Thursday, March 28, 2024
 
Click HERE to sign up to receive Eye On Sun Valley's Daily News Email
 
‘Every Day is a New Day with Coronavirus’
Loading
   
Monday, April 6, 2020
 

STORY AND PHOTO BY KAREN BOSSICK

Muffy Ritz was stirring ground beef in a skillet for a dish she calls Joe’s Special when she realized she couldn’t smell the spices she was sprinkling on it.

It was March 17—St. Patrick’s Day. And soon her loss of taste and smell would be coupled with extreme fatigue, a gunky cough. diarrhea and vomiting.

With that she became one of the more than 80 percent of those infected with coronavirus who are said to have mild to moderate symptoms.

“I didn’t think too much about it, at first,” she said. “I continued to work out. I climbed Baldy and skied down the next day. And on the 19th and 20th I skied two laps at Prairie Creek and Billy’s Bridge.
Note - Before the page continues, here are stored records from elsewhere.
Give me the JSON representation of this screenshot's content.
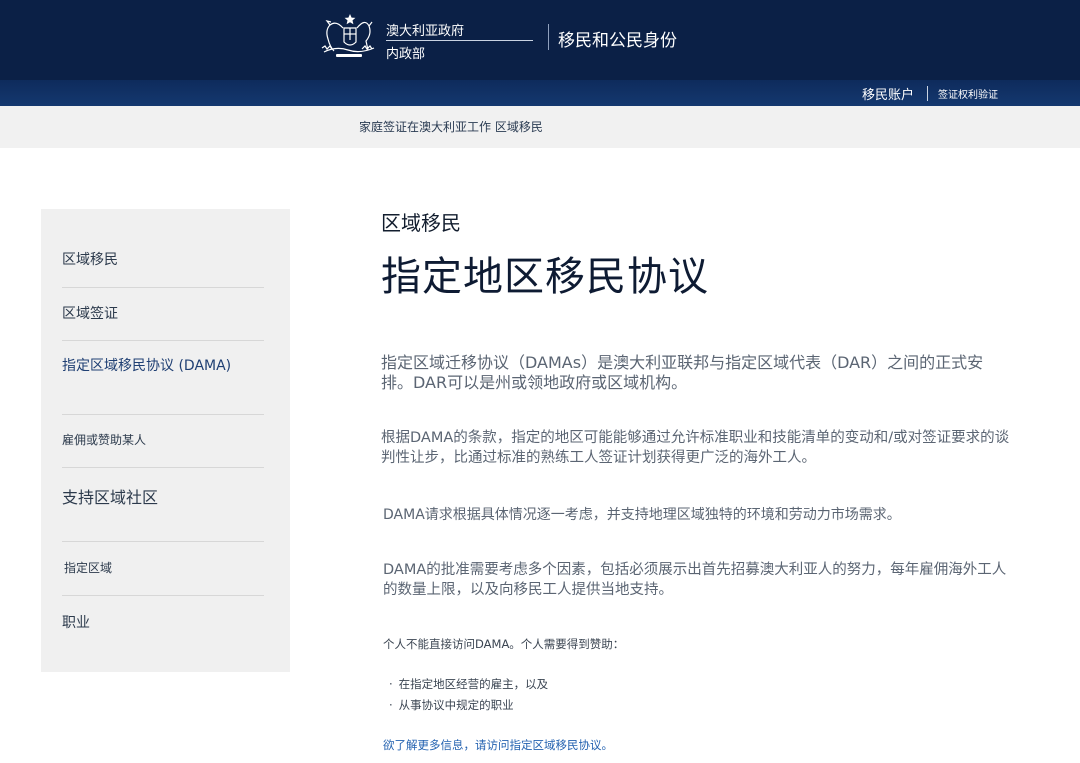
{
  "header": {
    "govt_line1": "澳大利亚政府",
    "govt_line2": "内政部",
    "service_title": "移民和公民身份",
    "logo_icon": "coat-of-arms-icon"
  },
  "nav": {
    "account": "移民账户",
    "visa_check": "签证权利验证"
  },
  "breadcrumb": [
    "家庭签证",
    "在澳大利亚工作",
    "区域移民"
  ],
  "sidebar": {
    "items": [
      {
        "label": "区域移民",
        "active": false
      },
      {
        "label": "区域签证",
        "active": false
      },
      {
        "label": "指定区域移民协议 (DAMA)",
        "active": true
      },
      {
        "label": "雇佣或赞助某人",
        "active": false
      },
      {
        "label": "支持区域社区",
        "active": false
      },
      {
        "label": "指定区域",
        "active": false
      },
      {
        "label": "职业",
        "active": false
      }
    ]
  },
  "content": {
    "kicker": "区域移民",
    "title": "指定地区移民协议",
    "paragraphs": [
      "指定区域迁移协议（DAMAs）是澳大利亚联邦与指定区域代表（DAR）之间的正式安排。DAR可以是州或领地政府或区域机构。",
      "根据DAMA的条款，指定的地区可能能够通过允许标准职业和技能清单的变动和/或对签证要求的谈判性让步，比通过标准的熟练工人签证计划获得更广泛的海外工人。",
      "DAMA请求根据具体情况逐一考虑，并支持地理区域独特的环境和劳动力市场需求。",
      "DAMA的批准需要考虑多个因素，包括必须展示出首先招募澳大利亚人的努力，每年雇佣海外工人的数量上限，以及向移民工人提供当地支持。"
    ],
    "sponsor_note": "个人不能直接访问DAMA。个人需要得到赞助：",
    "bullets": [
      "在指定地区经营的雇主，以及",
      "从事协议中规定的职业"
    ],
    "more_link": "欲了解更多信息，请访问指定区域移民协议。"
  },
  "colors": {
    "header_bg": "#0b2046",
    "navbar_bg": "#14386f",
    "link": "#2462b0",
    "active_nav": "#1f3f73"
  }
}
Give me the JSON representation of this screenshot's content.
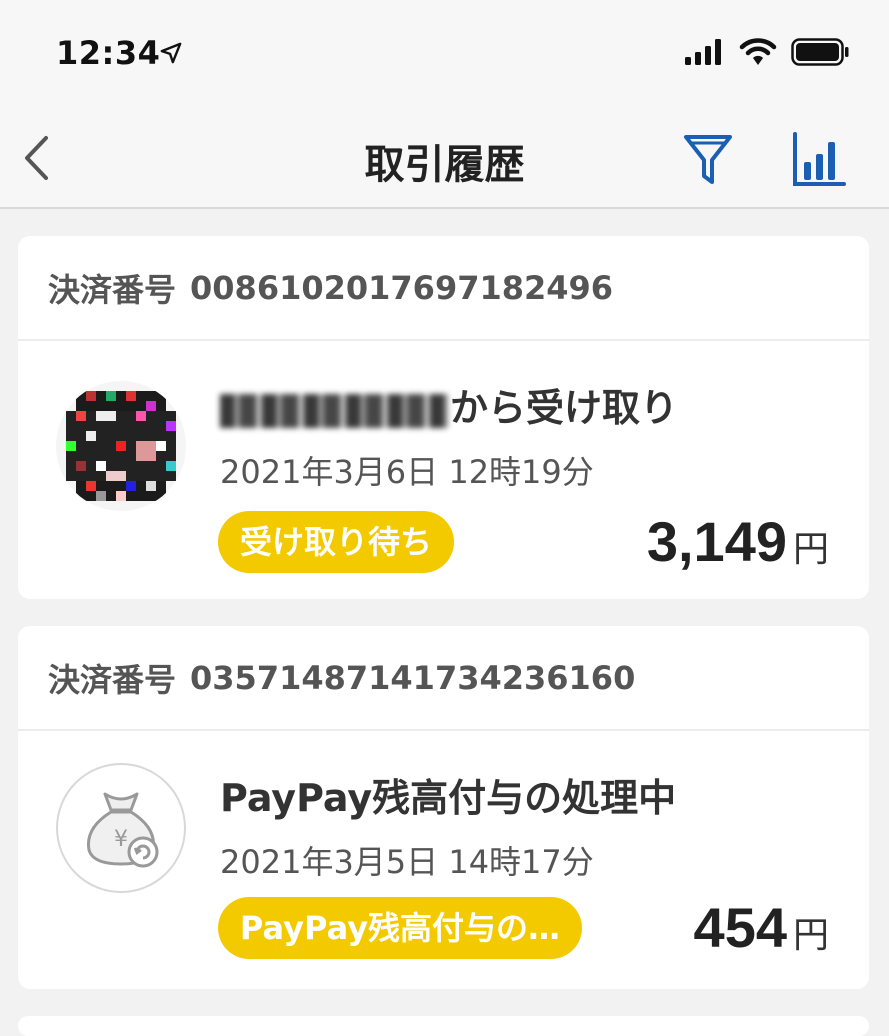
{
  "status_bar": {
    "time": "12:34"
  },
  "nav": {
    "title": "取引履歴"
  },
  "transactions": [
    {
      "id_label": "決済番号",
      "id_number": "0086102017697182496",
      "title_suffix": "から受け取り",
      "date": "2021年3月6日 12時19分",
      "badge": "受け取り待ち",
      "amount": "3,149",
      "currency": "円"
    },
    {
      "id_label": "決済番号",
      "id_number": "0357148714173423616​0",
      "title": "PayPay残高付与の処理中",
      "date": "2021年3月5日 14時17分",
      "badge": "PayPay残高付与の…",
      "amount": "454",
      "currency": "円"
    }
  ],
  "colors": {
    "accent_yellow": "#f3c900",
    "icon_blue": "#1a5fb4"
  }
}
Fortunately, while I was with friends, I kept my distance because I felt something was wrong.”

As her symptoms became worse, Ritz called a doctor friend and asked him whether her loss of taste and smell might be connected to coronavirus. But, at that time, he had heard nothing about the telltale symptoms that would come to be identified as anosmia.

She sequestered herself at home, so fatigued that she couldn’t do any exercise except for squats and ab work using a wheel roller.

On March 23 she went to get tested but was told her symptoms weren’t dire enough to warrant a test.

“I thought, ‘That’s good. At least my symptoms are not dire,’ ” she said.

Without the ability to smell or taste food, she pared her eating to cold cereal, which she enjoyed because of the crunch, and an occasional egg with spinach. What was the sense in eating if you couldn’t enjoy it, she reasoned.

And she lost 10 pounds.

“I’m a coffeeholic and I couldn’t tell whether I was drinking coffee or water,” she said. “And I’m a foodie so this has been really hard!”

About a week after she came down with symptoms, Ritz started to feel better—good enough to walk around the base of Dollar Mountain with a friend who had also had the virus.

“Two sickies out there talking about what it was like and how crummy it was,” she recounted.

Then on March 31 the virus revisited with a vengeance.

She woke up drenched in sweat and with the worst headache she’d ever had.

“I don’t get headaches often and this was six hours of gripping headache that enveloped my entire head as if I had a clamp on it,” she recounted. “I couldn’t do anything to alleviate it. Concentrating, texting, reading emails really hurt. And every 10 minutes for an hour I threw up.”

Ritz couldn’t stop coughing and she was wracked with chills. She put on an expedition down jacket, a wool stocking hat, gloves and a buff. But she couldn’t get warm.

She crawled into bed exhausted. And a short time later--at 5:52 p.m.—her Ketchum house began shaking as a magnitude 6.5 earthquake struck west of Stanley.

“I thought: Mother Nature is trying to kill us either way. What will be next? Locusts?”

As bad as she felt, however, she couldn’t resist chuckling.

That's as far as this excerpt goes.